Saturday, July 31, 2010

Inception! (SPOILER-FREE REVIEW)

So.


There's been a looooooot of hype about this movie, largely based on some really creative-looking trailers (including a distinctive, bombastic soundtrack,) and the fact that it was written and directed by Christopher Nolan, the same director who brought us Memento, The Prestige, The Dark Knight, and Insomnia.

Allow me to be the first to tell you that it deserves every tiny little erg of energy anyone has spent telling someone else how awesome a movie it really is.

What a brilliant movie.

My lovely co-pilot and I went and saw it last night, and our discussion of it not only lasted the night, but continued this morning (and at the theater itself, roped in several bystanders who had also just seen it.)

So, spoiler-free, let me tell you what I can about this movie.

The premise is both intriguing and simple: a thief, Dominic Cobb, played to a T by Leonardo DiCaprio, who specializes in stealing information literally from the dreams of his victims, is hired to do the reverse; to plant an idea in the mind of the intended victim, in such a way that the victim believes it to be his own idea, and acts on it accordingly.
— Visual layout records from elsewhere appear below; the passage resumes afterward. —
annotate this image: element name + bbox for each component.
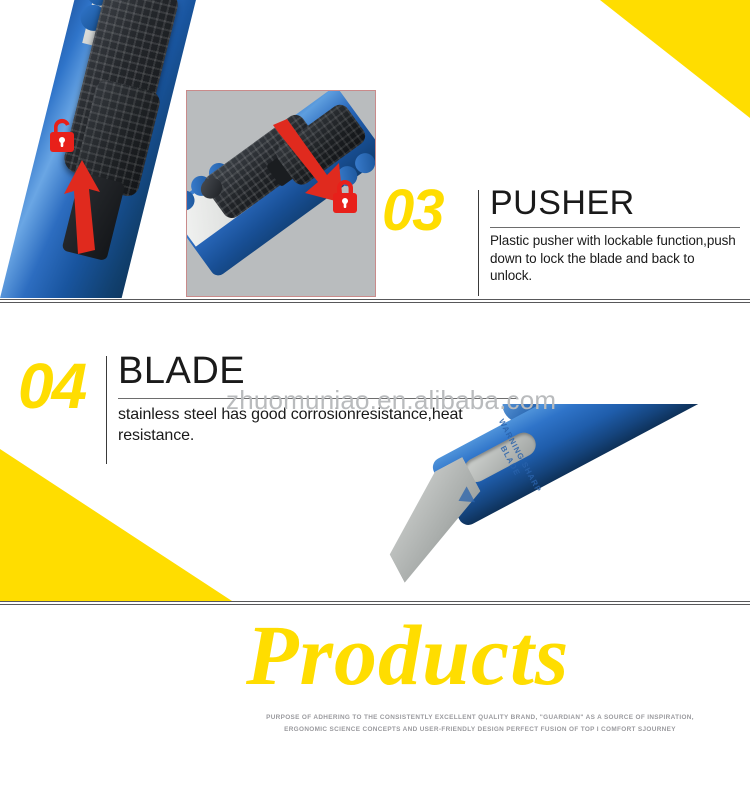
yellow-triangle-decoration-bottom-left — [0, 449, 232, 601]
banner-fineprint: PURPOSE OF ADHERING TO THE CONSISTENTLY … — [230, 712, 730, 736]
vertical-rule — [478, 190, 479, 296]
pusher-closeup-inset — [186, 90, 376, 297]
section-title-pusher: PUSHER — [490, 186, 740, 222]
fineprint-line-2: ERGONOMIC SCIENCE CONCEPTS AND USER-FRIE… — [230, 724, 730, 736]
unlock-icon — [46, 115, 80, 157]
watermark-text: zhuomuniao.en.alibaba.com — [226, 385, 556, 416]
product-detail-page: 03 PUSHER Plastic pusher with lockable f… — [0, 0, 750, 800]
vertical-rule — [106, 356, 107, 464]
section-pusher: 03 PUSHER Plastic pusher with lockable f… — [0, 0, 750, 300]
lock-icon — [329, 176, 361, 216]
arrow-up-icon — [62, 158, 104, 258]
section-number-04: 04 — [18, 354, 85, 418]
fineprint-line-1: PURPOSE OF ADHERING TO THE CONSISTENTLY … — [230, 712, 730, 724]
pusher-text-block: PUSHER Plastic pusher with lockable func… — [490, 186, 740, 285]
horizontal-rule — [490, 227, 740, 228]
section-description-pusher: Plastic pusher with lockable function,pu… — [490, 232, 740, 285]
utility-knife-illustration — [0, 0, 208, 298]
yellow-triangle-decoration — [600, 0, 750, 118]
section-number-03: 03 — [382, 182, 443, 240]
banner-title: Products — [246, 612, 746, 698]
But the nature of this film is such that literally everything that happens in the movie is open to interpretation. Reality itself is bent - both figuratively and literally - in the movie in such ways that it is impossible to purely nail down exactly what happened - or didn't - in its story, and as such, this is possibly the greatest water-cooler movie ever.

Since so much of the movie takes place in dreams, things in this film don't necessarily mean what they appear to at first glance, and their significance may be simultaneously more and less than you thought when you became aware of them initially.

...See why this movie is hard to critique? Even were I to lay out the entire series of events in the movie, start to finish, it's almost impossible to "spoil" it, because director Nolan plays a magnificent game of prestidigitation with the audience, alternately hiding things you thought you knew, and displaying other things you didn't understand as established facts.

Watching this film is like a fever dream; it makes sense, but only within itself; and yet its greater importance is that it demands so much of the audience. You cannot watch this movie and walk away unaffected; you may not like it, but it forces you to think about the implications of its message - and the meaning, ultimately, of that message itself.

I am very picky when it comes to paying ten bucks a head to go to the theater; a lot of times I choose to watch even big-name movies at home.

But this movie deserves the broad canvas of the big screen, guys.

It doesn't need 3D; it doesn't need cheap tricks to hold your interest.

As a whole, its artistry of filmmaking performs an endless sleight of hand upon you, and transforms what, in the hands of a lesser director, could have been disappointing, into a pinnacle of the art of film; this is what movies should be like.

Christopher Nolan is legit, guys. This was the best movie I've seen in years. It belongs on everyone's DVD shelf.